Ela olhou a hora no relógio dele enquanto tomava o último gole d’agua, ele roubou um beijo novamente enquanto pegava a garrafa e jogava em uma lixeira qualquer, mal perceberam quando já subiam a rua em direção ao apartamento dela, girou a chave rapidamente, fechou a porta e se viu prensada ali, fechou os olhos, ainda conseguia se lembrar da última vez, retirou os botões apressadamente das casas, riu percebendo o péssimo gosto dele, jogou a camisa longe enquanto o puxava pelos cabelos e o mordia, detestou usar um dos seus batons que não eram alta durabilidade, podia perceber as pequenas marcas deixadas em verde neon no corpo alheio.
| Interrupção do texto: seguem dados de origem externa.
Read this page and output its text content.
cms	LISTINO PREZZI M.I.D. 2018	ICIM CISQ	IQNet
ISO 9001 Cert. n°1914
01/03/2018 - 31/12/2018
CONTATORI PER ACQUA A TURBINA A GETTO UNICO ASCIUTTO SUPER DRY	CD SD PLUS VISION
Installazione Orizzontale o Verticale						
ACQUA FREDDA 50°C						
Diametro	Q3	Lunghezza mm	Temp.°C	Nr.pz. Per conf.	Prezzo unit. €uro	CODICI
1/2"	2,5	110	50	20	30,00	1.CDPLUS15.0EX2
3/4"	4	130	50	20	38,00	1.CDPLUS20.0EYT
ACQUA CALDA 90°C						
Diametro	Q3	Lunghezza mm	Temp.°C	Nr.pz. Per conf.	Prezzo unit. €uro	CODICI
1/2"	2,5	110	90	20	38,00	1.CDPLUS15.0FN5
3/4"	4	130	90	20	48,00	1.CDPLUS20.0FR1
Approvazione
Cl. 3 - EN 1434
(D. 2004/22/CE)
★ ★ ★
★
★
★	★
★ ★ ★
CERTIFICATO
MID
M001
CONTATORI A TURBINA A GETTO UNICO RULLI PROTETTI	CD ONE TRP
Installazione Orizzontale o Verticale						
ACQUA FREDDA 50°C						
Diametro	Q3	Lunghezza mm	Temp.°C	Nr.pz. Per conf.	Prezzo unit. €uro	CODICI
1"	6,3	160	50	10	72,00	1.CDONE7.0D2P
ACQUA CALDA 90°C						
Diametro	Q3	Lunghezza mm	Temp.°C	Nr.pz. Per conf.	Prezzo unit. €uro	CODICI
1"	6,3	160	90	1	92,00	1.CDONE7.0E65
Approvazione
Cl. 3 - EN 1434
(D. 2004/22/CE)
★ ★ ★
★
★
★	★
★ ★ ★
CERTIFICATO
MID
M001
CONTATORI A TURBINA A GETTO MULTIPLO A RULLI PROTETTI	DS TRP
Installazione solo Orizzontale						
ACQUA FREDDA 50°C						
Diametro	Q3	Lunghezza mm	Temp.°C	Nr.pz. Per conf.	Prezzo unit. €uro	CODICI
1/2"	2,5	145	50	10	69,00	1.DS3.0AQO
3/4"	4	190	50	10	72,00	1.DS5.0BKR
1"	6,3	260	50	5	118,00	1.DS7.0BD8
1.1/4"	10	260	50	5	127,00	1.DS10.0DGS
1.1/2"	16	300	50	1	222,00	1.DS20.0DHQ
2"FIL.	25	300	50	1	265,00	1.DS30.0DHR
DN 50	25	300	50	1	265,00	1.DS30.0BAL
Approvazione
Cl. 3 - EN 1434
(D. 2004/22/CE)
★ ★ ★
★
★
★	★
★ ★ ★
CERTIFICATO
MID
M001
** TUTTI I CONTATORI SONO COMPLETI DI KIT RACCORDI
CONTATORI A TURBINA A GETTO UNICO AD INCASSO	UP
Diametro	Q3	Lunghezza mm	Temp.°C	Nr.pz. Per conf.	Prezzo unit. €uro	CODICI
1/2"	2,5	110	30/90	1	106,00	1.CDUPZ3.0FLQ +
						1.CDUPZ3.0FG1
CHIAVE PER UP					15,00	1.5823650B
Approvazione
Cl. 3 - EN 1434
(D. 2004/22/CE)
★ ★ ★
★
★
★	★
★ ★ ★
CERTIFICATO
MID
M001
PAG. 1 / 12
O arrastou até o quarto e quando percebeu ele havia deixado aquela bermuda por algum canto de sua sala sem ela perceber, sentiu quando desceu o fecho do vestido quase em câmera lenta os olhos dele a devorando vendo o tecido negro cair, o pulou enquanto se livrava do salto e abria o fecho do sutiã, o soltou por qualquer canto, enquanto ele mergulhava entre seus modestos seios, riu vendo que a maquiagem dele era deixada por seu corpo, uma trilha colorida que pintava seu corpo, sentiu a mordida e mordeu seus próprios lábios, abaixou a mão na cueca branca e apertou, o apertou e o sentiu ali, desceu o elástico quase na mesma velocidade em que ela sentia os beijos descendo no seu corpo, ele a ajudou na árdua tarefa de se livrar daquela pequena peça, se viu livre quando ela o apertou mais, ainda estava de calcinha, mas rapidamente não estava mais, sentiu quando ele desenhou com suas mãos seu corpo, enquanto fazia leves cócegas em sua perna esquerda.
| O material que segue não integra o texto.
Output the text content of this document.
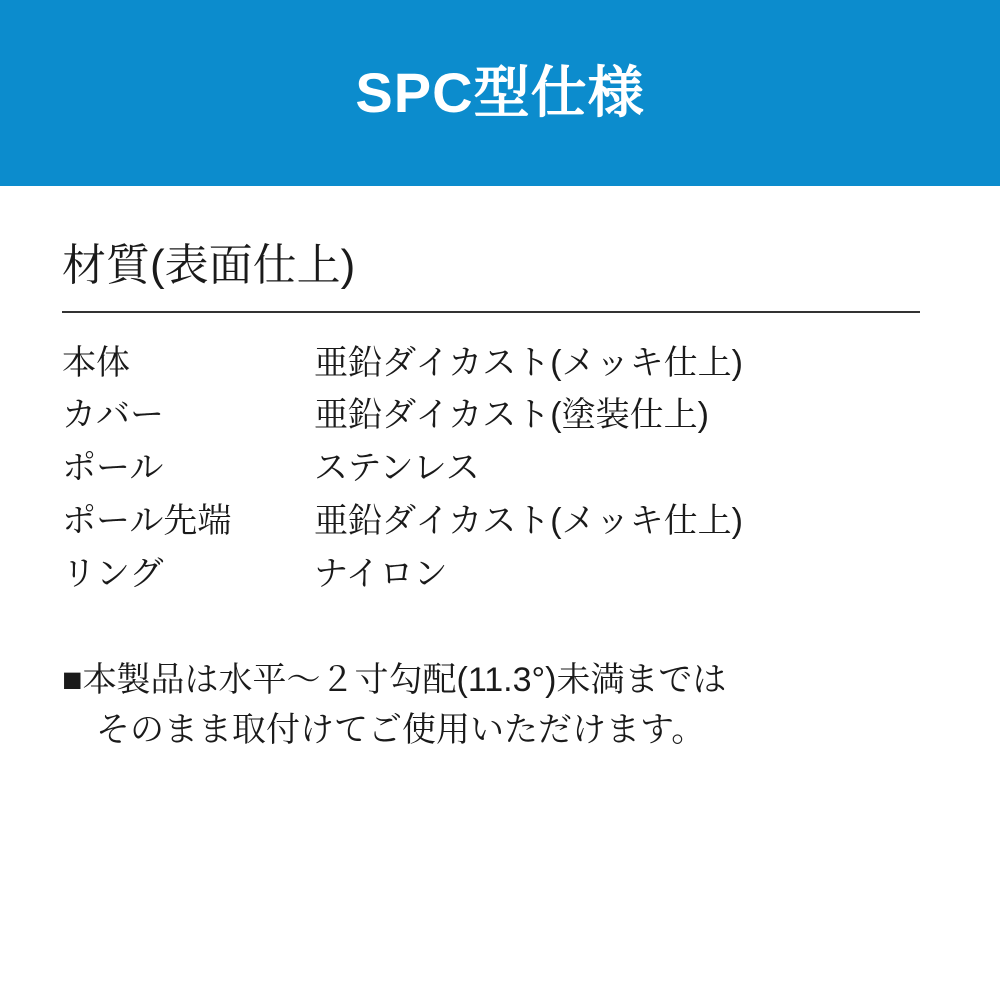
SPC型仕様
材質(表面仕上)
本体	亜鉛ダイカスト(メッキ仕上)
カバー	亜鉛ダイカスト(塗装仕上)
ポール	ステンレス
ポール先端	亜鉛ダイカスト(メッキ仕上)
リング	ナイロン
■本製品は水平～２寸勾配(11.3°)未満までは
そのまま取付けてご使用いただけます。
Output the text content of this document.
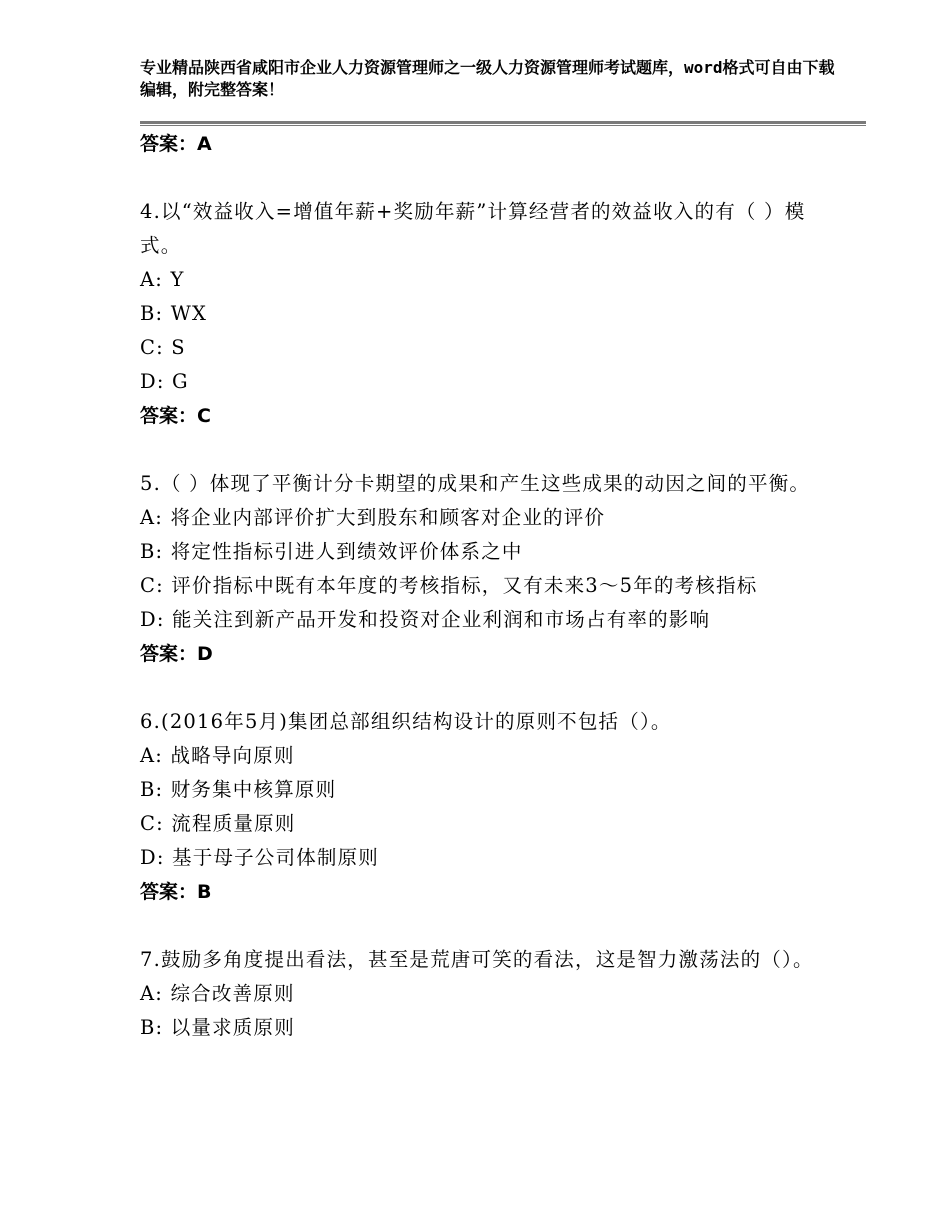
专业精品陕西省咸阳市企业人力资源管理师之一级人力资源管理师考试题库，word格式可自由下载编辑，附完整答案！
答案：A
4.以“效益收入=增值年薪+奖励年薪”计算经营者的效益收入的有（ ）模式。
A: Y
B: WX
C: S
D: G
答案：C
5.（ ）体现了平衡计分卡期望的成果和产生这些成果的动因之间的平衡。
A: 将企业内部评价扩大到股东和顾客对企业的评价
B: 将定性指标引进人到绩效评价体系之中
C: 评价指标中既有本年度的考核指标，又有未来3～5年的考核指标
D: 能关注到新产品开发和投资对企业利润和市场占有率的影响
答案：D
6.(2016年5月)集团总部组织结构设计的原则不包括（）。
A: 战略导向原则
B: 财务集中核算原则
C: 流程质量原则
D: 基于母子公司体制原则
答案：B
7.鼓励多角度提出看法，甚至是荒唐可笑的看法，这是智力激荡法的（）。
A: 综合改善原则
B: 以量求质原则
Colou seus lábios no dele e sentiu a mão subindo por suas pernas, retirou a máscara e encarou mais uma vez aqueles olhos tão negros, o sorriso de lado que a devorava sem ao menos tocar, sentiu o hálito de hortelã se aproximando, se deitou, ele a acompanhou naquela dança nada planejada, mais um beijo, as mãos já passeavam por seu corpo, sentiu os lábios mergulhando em seu ventre, arqueou o corpo, respirou profundamente quando sentiu um beijo profundo e molhado lhe descendo a virilha, agarrou o emaranhado negro enquanto sorria e esperava impacientemente ele mergulhar furtivamente dentro de si, com sua língua, com seus lábios, com tamanha intimidade, respirou fundo enquanto inalava o cheiro de ambos, fechou os olhos enquanto cravava as curtas unhas no lençóis brancos, mordeu os lábios, e sentiu quando ele a sugou como se sugasse suas forças, sentiu a língua subindo e deixando um rastro delicadamente por cada parte do seu corpo.
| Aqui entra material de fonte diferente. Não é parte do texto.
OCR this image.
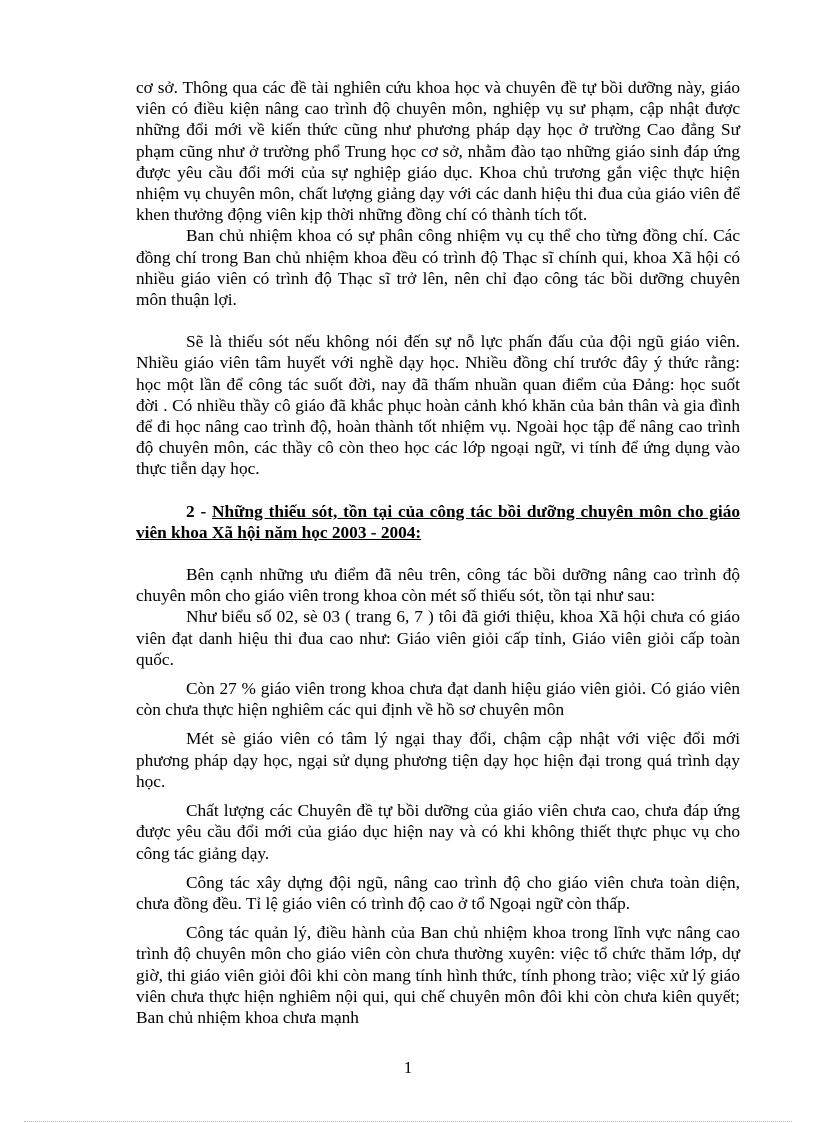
cơ sở. Thông qua các đề tài nghiên cứu khoa học và chuyên đề tự bồi dưỡng này, giáo viên có điều kiện nâng cao trình độ chuyên môn, nghiệp vụ sư phạm, cập nhật được những đổi mới về kiến thức cũng như phương pháp dạy học ở trường Cao đẳng Sư phạm cũng như ở trường phổ Trung học cơ sở, nhằm đào tạo những giáo sinh đáp ứng được yêu cầu đổi mới của sự nghiệp giáo dục. Khoa chủ trương gắn việc thực hiện nhiệm vụ chuyên môn, chất lượng giảng dạy với các danh hiệu thi đua của giáo viên để khen thưởng động viên kịp thời những đồng chí có thành tích tốt.

Ban chủ nhiệm khoa có sự phân công nhiệm vụ cụ thể cho từng đồng chí. Các đồng chí trong Ban chủ nhiệm khoa đều có trình độ Thạc sĩ chính qui, khoa Xã hội có nhiều giáo viên có trình độ Thạc sĩ trở lên, nên chỉ đạo công tác bồi dưỡng chuyên môn thuận lợi.

Sẽ là thiếu sót nếu không nói đến sự nỗ lực phấn đấu của đội ngũ giáo viên. Nhiều giáo viên tâm huyết với nghề dạy học. Nhiều đồng chí trước đây ý thức rằng: học một lần để công tác suốt đời, nay đã thấm nhuần quan điểm của Đảng: học suốt đời . Có nhiều thầy cô giáo đã khắc phục hoàn cảnh khó khăn của bản thân và gia đình để đi học nâng cao trình độ, hoàn thành tốt nhiệm vụ. Ngoài học tập để nâng cao trình độ chuyên môn, các thầy cô còn theo học các lớp ngoại ngữ, vi tính để ứng dụng vào thực tiễn dạy học.

2 - Những thiếu sót, tồn tại của công tác bồi dưỡng chuyên môn cho giáo viên khoa Xã hội năm học 2003 - 2004:

Bên cạnh những ưu điểm đã nêu trên, công tác bồi dưỡng nâng cao trình độ chuyên môn cho giáo viên trong khoa còn mét số thiếu sót, tồn tại như sau:

Như biểu số 02, sè 03 ( trang 6, 7 ) tôi đã giới thiệu, khoa Xã hội chưa có giáo viên đạt danh hiệu thi đua cao như: Giáo viên giỏi cấp tỉnh, Giáo viên giỏi cấp toàn quốc.

Còn 27 % giáo viên trong khoa chưa đạt danh hiệu giáo viên giỏi. Có giáo viên còn chưa thực hiện nghiêm các qui định về hồ sơ chuyên môn

Mét sè giáo viên có tâm lý ngại thay đổi, chậm cập nhật với việc đổi mới phương pháp dạy học, ngại sử dụng phương tiện dạy học hiện đại trong quá trình dạy học.

Chất lượng các Chuyên đề tự bồi dưỡng của giáo viên chưa cao, chưa đáp ứng được yêu cầu đổi mới của giáo dục hiện nay và có khi không thiết thực phục vụ cho công tác giảng dạy.

Công tác xây dựng đội ngũ, nâng cao trình độ cho giáo viên chưa toàn diện, chưa đồng đều. Tỉ lệ giáo viên có trình độ cao ở tổ Ngoại ngữ còn thấp.

Công tác quản lý, điều hành của Ban chủ nhiệm khoa trong lĩnh vực nâng cao trình độ chuyên môn cho giáo viên còn chưa thường xuyên: việc tổ chức thăm lớp, dự giờ, thi giáo viên giỏi đôi khi còn mang tính hình thức, tính phong trào; việc xử lý giáo viên chưa thực hiện nghiêm nội qui, qui chế chuyên môn đôi khi còn chưa kiên quyết; Ban chủ nhiệm khoa chưa mạnh

1
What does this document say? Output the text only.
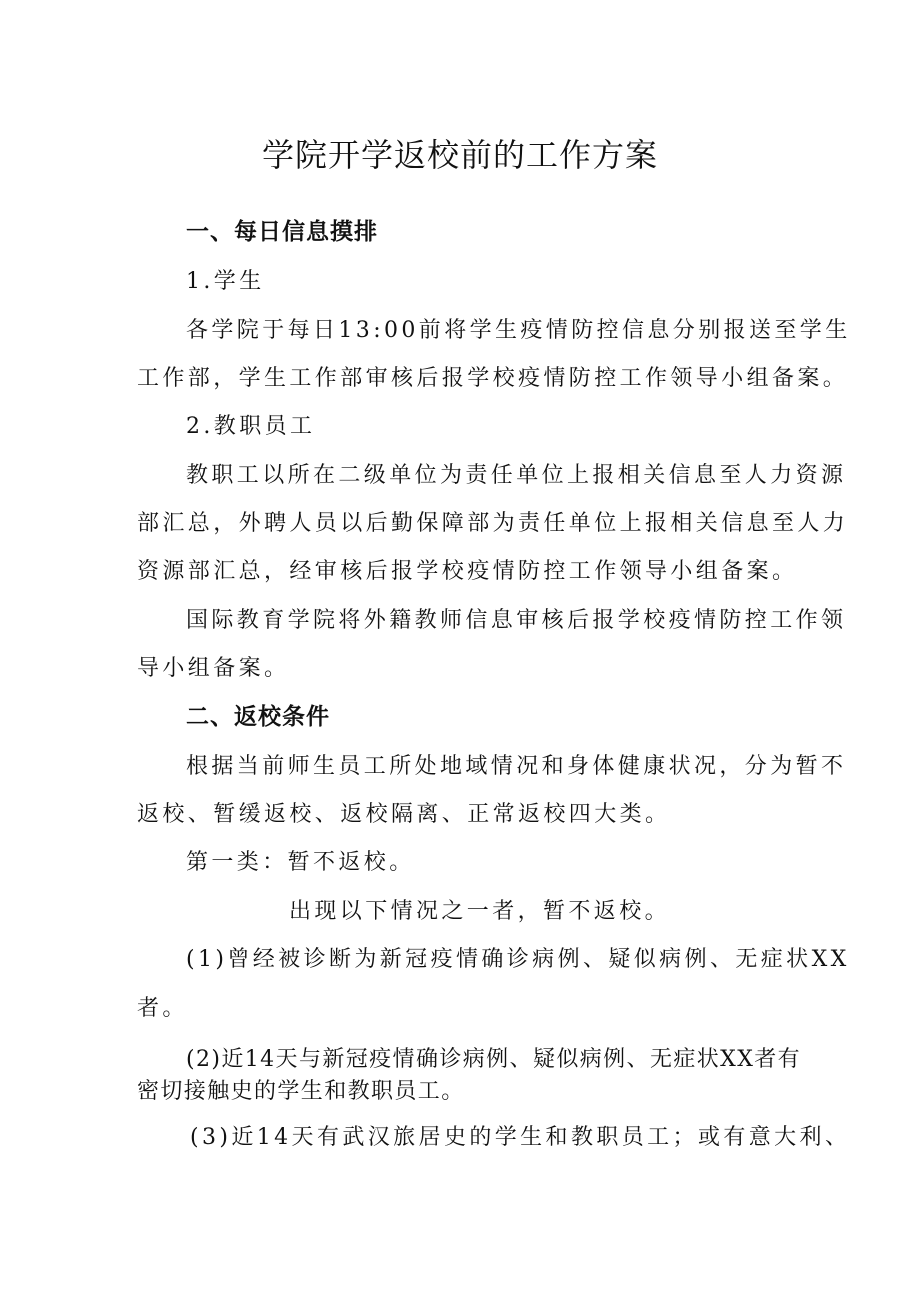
学院开学返校前的工作方案
一、每日信息摸排
1.学生
各学院于每日13:00前将学生疫情防控信息分别报送至学生
工作部，学生工作部审核后报学校疫情防控工作领导小组备案。
2.教职员工
教职工以所在二级单位为责任单位上报相关信息至人力资源
部汇总，外聘人员以后勤保障部为责任单位上报相关信息至人力
资源部汇总，经审核后报学校疫情防控工作领导小组备案。
国际教育学院将外籍教师信息审核后报学校疫情防控工作领
导小组备案。
二、返校条件
根据当前师生员工所处地域情况和身体健康状况，分为暂不
返校、暂缓返校、返校隔离、正常返校四大类。
第一类：暂不返校。
出现以下情况之一者，暂不返校。
(1)曾经被诊断为新冠疫情确诊病例、疑似病例、无症状XX
者。
(2)近14天与新冠疫情确诊病例、疑似病例、无症状XX者有
密切接触史的学生和教职员工。
(3)近14天有武汉旅居史的学生和教职员工；或有意大利、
Ela o puxou, o puxou com urgência e pelos cabelos, o puxou para selar seus lábios e o devorar sentindo seu próprio gosto, viu o riso frouxo que tanto amava em meio ao colorido da purpurina que enfeitava seus corpos, bagunçou com carinho aqueles fios negros enquanto suas pernas dançavam pelo corpo dele, o pé com as unhas pela metade brincava ali com os pelos de seu abdome, ela sorriu enquanto o fazia deitar para que ela ficasse por cima, talvez aquela natureza tão aquariana não ligasse para o fato de estarem uma hora atrasados para o tal bloco de carnaval, quem liga? Não era da natureza dela ser obrigada a cumprir compromissos, sorriu furtivamente pronta a devora-lo, mordeu os lábios já marcados por seus dentes e pelo resto do batom neon que usava, respirou profundamente ali no pescoço dele, o lambeu arrancando risadas, mergulhou-se ali, marcando-o, suspirou em seus ouvidos e cruzou seu olhar com o dele, não o beijou, não, não ainda, o lambeu em meio  a uma arqueada de sobrancelha e um piscar de olhos, desceu calmamente pelo pescoço, mais um cheiro, dessa vez do lado esquerdo suas mãos se apoiaram na cama enquanto ela se inclinava no peito dele.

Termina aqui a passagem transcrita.